WTC: In conclusion, Bishop Zurek, if this is allowed to stand, we’ll be in violation of the Constitution and religious liberty would fall. What would be next to dissappear from the American landscape?
Bishop Zurek: First of all, the Freedom of Religion, Religious Liberty or Freedom of Conscience constitute one of the most fundamental of Human Rights. In the civic sphere it is a violation of the Constitution. In the religious arena it is a violation of the Right to Life. According to Pope John Paul II, the Right to life is the foundational right upon which all other Human Rights depend. He taught that if the “Right to Life” falls, every other human right falls, because all are based on that. His logic is, “when human life is snuffed out, it can never be recuperated.” It is gone forever. If we disregard the Freedom of Conscience by violating Religious Liberty, we set in motion the very strong possibility that other freedoms we enjoy in this country and have taken for granted since our beginning, are in danger of falling also.

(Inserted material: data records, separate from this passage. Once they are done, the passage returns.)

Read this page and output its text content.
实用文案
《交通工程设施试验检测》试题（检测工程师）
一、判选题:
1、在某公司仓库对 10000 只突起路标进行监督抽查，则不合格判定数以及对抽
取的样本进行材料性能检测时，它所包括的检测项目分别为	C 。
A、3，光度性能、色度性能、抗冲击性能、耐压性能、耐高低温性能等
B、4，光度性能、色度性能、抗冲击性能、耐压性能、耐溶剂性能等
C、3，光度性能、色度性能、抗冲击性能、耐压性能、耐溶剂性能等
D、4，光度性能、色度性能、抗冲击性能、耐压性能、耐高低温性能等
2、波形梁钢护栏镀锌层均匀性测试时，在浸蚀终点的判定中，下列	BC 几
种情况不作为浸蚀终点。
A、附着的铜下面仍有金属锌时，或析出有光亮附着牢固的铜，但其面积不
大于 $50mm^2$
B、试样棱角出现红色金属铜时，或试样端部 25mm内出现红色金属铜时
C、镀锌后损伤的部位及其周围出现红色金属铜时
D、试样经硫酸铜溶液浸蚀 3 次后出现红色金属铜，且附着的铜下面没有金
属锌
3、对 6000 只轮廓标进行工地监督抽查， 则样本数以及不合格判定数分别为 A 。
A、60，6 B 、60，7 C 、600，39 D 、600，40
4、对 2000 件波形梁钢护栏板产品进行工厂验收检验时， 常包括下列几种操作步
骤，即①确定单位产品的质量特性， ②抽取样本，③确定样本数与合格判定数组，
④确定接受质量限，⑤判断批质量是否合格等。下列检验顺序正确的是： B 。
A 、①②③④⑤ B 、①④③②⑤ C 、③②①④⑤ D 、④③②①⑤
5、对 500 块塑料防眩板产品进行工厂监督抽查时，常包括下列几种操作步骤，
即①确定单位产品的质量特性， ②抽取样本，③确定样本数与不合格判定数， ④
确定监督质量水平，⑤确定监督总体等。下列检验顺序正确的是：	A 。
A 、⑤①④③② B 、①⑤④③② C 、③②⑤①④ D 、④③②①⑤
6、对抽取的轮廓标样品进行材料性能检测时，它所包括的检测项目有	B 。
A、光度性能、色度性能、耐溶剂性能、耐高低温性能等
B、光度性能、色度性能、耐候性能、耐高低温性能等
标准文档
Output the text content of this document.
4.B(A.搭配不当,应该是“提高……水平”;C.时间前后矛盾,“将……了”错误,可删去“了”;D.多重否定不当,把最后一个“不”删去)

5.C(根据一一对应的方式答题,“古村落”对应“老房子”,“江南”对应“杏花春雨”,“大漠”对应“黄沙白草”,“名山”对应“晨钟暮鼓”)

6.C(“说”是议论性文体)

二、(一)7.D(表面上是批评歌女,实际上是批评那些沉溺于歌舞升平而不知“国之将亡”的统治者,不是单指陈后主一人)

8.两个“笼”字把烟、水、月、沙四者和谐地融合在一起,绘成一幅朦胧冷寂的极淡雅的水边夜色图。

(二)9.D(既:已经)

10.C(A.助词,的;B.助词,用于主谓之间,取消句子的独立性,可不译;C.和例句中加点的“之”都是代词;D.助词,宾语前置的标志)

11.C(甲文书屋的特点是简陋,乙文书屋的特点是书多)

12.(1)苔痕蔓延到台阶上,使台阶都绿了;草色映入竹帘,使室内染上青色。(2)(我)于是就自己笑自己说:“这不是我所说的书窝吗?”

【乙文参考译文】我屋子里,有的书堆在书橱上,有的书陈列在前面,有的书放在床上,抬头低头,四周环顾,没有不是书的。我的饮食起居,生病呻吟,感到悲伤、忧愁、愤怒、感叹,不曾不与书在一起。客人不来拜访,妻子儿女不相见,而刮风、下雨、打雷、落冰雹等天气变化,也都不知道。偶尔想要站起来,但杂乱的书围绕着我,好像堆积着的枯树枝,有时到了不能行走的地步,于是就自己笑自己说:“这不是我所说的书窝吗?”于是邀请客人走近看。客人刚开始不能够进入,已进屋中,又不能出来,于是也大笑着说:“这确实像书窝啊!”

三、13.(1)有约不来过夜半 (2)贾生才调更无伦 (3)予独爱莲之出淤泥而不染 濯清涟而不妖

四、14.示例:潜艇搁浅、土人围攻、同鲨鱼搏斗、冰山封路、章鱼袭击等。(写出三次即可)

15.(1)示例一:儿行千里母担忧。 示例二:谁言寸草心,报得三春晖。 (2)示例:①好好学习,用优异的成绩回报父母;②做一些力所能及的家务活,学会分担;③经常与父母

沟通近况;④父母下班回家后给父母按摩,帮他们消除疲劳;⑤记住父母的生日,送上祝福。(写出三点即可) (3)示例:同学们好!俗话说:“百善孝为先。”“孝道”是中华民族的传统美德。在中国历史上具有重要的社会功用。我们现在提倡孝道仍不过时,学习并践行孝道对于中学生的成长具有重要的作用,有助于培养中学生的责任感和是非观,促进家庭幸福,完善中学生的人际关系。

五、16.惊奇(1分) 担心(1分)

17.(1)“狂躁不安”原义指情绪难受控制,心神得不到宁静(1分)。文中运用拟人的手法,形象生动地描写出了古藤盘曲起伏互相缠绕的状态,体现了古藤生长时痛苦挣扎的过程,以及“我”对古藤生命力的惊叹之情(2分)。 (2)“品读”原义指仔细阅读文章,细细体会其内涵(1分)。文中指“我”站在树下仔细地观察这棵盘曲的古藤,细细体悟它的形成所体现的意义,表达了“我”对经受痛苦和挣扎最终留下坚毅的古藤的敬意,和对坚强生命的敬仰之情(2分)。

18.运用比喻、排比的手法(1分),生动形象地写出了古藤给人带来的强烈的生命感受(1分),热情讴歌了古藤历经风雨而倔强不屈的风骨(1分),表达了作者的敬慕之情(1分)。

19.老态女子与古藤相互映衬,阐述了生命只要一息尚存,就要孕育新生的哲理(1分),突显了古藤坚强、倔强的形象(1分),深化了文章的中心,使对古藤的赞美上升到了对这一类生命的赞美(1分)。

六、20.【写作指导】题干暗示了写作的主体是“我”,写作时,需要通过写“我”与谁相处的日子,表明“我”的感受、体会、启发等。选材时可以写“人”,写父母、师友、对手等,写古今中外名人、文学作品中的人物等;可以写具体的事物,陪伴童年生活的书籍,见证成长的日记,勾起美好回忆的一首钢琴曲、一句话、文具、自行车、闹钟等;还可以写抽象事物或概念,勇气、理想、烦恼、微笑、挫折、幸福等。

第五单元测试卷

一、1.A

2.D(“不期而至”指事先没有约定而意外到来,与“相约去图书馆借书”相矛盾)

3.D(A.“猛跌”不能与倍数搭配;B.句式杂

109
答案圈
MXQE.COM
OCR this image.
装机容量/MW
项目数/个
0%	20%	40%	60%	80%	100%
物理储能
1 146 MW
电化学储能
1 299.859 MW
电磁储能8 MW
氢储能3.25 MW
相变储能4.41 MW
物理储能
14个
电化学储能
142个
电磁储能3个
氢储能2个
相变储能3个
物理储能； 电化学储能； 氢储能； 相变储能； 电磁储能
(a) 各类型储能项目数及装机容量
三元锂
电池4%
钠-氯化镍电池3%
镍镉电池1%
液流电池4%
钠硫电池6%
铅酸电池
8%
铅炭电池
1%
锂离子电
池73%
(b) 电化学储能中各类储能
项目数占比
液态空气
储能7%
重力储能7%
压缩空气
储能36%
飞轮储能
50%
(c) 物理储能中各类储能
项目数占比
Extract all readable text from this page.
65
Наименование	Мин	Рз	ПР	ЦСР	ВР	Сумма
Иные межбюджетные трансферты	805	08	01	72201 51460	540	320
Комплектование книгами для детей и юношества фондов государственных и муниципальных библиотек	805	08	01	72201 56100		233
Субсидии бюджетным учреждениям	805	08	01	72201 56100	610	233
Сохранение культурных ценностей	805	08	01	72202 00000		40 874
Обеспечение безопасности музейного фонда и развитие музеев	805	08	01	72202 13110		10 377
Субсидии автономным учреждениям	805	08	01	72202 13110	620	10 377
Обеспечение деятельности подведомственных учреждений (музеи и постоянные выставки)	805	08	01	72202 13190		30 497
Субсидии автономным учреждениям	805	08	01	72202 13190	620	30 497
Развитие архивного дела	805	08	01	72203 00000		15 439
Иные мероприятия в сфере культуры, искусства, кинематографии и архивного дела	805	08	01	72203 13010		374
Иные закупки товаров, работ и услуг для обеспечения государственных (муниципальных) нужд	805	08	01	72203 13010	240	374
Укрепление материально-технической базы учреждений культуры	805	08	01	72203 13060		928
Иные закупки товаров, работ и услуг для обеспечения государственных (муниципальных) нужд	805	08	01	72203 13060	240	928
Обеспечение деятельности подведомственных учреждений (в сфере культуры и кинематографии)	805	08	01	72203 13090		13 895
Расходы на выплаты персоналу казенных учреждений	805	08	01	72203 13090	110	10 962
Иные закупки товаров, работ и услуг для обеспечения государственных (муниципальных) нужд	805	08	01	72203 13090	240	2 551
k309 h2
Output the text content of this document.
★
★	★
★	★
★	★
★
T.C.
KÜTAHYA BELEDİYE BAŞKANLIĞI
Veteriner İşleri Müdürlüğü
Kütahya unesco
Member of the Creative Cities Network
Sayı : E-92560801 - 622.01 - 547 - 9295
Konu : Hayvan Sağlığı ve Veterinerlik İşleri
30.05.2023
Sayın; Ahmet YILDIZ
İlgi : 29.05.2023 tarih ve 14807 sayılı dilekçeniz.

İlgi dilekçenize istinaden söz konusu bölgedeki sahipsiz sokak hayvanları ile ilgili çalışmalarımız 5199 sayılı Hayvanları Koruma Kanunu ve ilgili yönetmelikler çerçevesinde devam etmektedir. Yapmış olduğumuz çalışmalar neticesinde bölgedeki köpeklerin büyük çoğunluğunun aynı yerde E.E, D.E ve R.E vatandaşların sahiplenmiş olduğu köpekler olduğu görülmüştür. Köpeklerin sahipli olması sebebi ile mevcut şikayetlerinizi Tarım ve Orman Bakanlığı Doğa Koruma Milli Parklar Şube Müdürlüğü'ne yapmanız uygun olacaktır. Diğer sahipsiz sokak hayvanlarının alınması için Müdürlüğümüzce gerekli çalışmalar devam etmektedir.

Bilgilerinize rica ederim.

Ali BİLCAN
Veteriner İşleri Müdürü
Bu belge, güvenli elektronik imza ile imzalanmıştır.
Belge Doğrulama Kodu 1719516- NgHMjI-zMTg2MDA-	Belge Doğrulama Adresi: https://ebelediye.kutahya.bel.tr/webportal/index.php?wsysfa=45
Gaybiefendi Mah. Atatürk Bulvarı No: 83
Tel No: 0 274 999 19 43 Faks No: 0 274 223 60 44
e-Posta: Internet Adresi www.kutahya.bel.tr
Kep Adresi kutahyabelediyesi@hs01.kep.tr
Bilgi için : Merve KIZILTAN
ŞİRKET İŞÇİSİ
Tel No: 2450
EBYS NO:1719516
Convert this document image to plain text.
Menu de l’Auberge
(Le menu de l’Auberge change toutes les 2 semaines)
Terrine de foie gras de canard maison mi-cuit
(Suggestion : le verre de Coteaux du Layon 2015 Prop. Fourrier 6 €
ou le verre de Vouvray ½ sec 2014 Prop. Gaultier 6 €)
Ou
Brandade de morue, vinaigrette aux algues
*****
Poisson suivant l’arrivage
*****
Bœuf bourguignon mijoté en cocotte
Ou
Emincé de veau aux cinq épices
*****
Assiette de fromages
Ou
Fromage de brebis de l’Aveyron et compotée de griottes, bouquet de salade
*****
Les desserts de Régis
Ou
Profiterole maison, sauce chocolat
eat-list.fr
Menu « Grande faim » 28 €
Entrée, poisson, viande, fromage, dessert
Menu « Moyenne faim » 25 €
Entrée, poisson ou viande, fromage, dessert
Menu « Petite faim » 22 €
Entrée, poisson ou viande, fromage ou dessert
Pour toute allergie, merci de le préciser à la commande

I would ask all our Catholic people and all people of good will belonging to other religious denominations or religions to ponder this question with us. It affects all of us, in all our varying religions. It even affects people without faith. We must band together and work logically, consistently and firmly to overturn this decree by the administration through the Department of Health and Human Services.
May Our Lord Jesus Christ grant us the Grace to persevere in this holy enterprise!